The reasons for which are numerous and complex.
Although 2018 still has a few months to go, the sales results from the third-quarter of the year are in and, as it turns out, BMW actually lost money. According to its own Q3 report and an analysis by Reuters, the German automaker reported a 27 percent drop in operating profit to $2 billion due to currency effects, higher raw material prices, higher research and development costs, and trade tensions between the US and China. Oh, and there's also a price war going on in Europe.
Interestingly, BMW reported a slight increase in overall vehicle deliveries for the period of July through September. However, overall operating return dropped from 8.6 percent to 4.4 percent, which was below BMW's targeted range of 8 to 10 percent.
"Along with the rest of the industry, we are increasingly confronted with adverse external factors, the negative impact of which cannot be fully offset," said Chief Financial Officer Nicolas Peter.
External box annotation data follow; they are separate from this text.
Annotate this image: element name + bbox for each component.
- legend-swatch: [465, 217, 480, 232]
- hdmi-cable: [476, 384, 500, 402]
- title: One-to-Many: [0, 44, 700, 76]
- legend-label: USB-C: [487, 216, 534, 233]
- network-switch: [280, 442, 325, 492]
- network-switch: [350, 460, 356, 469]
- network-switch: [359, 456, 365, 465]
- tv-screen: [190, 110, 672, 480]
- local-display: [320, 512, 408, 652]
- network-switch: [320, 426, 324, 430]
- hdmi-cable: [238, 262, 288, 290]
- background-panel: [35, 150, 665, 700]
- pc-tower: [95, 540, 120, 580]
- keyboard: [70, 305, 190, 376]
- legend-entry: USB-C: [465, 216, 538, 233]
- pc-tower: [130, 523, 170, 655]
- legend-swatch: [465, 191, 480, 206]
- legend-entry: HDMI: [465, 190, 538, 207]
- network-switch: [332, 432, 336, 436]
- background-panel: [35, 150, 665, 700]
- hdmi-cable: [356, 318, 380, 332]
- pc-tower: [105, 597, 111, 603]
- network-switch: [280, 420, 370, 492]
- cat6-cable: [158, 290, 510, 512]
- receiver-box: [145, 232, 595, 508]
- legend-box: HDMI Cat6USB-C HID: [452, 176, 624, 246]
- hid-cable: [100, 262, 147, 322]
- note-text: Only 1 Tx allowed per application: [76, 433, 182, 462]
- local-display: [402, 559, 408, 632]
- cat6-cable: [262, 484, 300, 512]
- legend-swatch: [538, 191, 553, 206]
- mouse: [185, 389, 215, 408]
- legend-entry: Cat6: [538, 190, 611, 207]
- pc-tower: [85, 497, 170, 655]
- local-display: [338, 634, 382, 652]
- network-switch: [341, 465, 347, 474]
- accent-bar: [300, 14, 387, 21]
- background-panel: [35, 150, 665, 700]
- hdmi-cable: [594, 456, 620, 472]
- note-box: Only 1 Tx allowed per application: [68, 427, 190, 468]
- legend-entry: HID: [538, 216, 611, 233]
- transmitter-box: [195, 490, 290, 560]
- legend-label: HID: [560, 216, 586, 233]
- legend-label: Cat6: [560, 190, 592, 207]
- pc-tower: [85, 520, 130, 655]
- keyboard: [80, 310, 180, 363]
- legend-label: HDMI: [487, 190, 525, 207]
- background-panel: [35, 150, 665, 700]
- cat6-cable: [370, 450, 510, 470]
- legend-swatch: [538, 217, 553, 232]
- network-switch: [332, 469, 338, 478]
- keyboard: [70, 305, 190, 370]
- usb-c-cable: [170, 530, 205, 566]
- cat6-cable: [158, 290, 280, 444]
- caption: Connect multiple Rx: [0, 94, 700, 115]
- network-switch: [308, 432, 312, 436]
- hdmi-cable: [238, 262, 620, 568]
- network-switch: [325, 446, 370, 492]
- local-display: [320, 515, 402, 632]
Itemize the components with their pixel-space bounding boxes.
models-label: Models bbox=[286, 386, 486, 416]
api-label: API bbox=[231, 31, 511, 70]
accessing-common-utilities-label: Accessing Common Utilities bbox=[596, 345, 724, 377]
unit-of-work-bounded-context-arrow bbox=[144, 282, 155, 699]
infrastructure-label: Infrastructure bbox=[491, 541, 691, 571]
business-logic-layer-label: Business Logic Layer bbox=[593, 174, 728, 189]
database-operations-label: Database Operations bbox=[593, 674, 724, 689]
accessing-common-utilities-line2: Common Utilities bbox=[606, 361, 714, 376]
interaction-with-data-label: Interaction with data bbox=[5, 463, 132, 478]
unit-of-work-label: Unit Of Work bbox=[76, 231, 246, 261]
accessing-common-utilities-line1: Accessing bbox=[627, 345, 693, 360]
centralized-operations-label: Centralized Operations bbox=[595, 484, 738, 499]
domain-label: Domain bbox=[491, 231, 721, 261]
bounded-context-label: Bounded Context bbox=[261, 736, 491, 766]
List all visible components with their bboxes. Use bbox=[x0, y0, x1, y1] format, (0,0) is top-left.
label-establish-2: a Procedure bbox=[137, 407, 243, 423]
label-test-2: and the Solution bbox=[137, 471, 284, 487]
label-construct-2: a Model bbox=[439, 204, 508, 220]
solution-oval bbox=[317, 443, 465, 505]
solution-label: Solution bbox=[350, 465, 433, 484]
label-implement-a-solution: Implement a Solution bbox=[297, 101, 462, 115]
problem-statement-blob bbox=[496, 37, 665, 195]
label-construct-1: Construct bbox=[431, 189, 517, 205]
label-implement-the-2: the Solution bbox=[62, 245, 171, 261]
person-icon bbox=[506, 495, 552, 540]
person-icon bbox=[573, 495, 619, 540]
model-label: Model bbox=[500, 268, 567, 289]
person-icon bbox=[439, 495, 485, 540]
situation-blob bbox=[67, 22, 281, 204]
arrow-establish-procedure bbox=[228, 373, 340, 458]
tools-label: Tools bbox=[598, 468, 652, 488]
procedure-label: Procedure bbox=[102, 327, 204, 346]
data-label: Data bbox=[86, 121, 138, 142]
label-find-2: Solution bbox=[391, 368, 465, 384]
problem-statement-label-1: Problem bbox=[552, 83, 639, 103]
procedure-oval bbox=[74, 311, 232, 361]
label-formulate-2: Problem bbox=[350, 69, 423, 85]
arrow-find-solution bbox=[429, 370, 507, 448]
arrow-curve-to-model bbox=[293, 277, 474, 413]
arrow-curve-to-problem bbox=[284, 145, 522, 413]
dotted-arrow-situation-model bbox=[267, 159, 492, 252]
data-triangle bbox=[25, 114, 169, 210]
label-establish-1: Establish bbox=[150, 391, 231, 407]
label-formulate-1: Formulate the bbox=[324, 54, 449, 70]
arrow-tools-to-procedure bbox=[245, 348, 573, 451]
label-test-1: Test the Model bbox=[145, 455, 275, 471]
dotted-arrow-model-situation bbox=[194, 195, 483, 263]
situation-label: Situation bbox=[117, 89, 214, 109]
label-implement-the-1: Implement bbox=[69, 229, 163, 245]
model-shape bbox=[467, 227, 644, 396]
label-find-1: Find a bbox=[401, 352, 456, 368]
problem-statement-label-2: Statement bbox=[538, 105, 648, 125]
BMW hopes to save money by bringing down some costs in order to better help offset spending on upcoming vehicle launches, specifically EVs. As for that price war in Europe, the cause can be pinpointed to new emissions testing rules. BMW also had to set aside funds to finance recalls of fire-prone vehicles, including the 5 Series diesel, and other warranty claims.
And then there are the trade tensions between the US and China. Tariffs are having an effect and BMW, like all other automakers, doesn't expect this disagreement to be solved in the near future. An increase in raw material prices also didn't help matters.
"Compared with 2017, additional upfront expenditure of around 1 billion euros for the mobility of the future and a high three-digit million euro negative impact from exchange-rate and raw materials price developments had been factored into expected earnings for the year," BMW said.
One of the key raw materials automakers need these days is cobalt. BMW plans to buy more of it and then make it available to battery cell suppliers in order to secure its own supply of batteries for its upcoming EVs. Like any automaker, BMW wants to end the year on a high note by actually making money, and the clock is ticking fast to ensure that happens.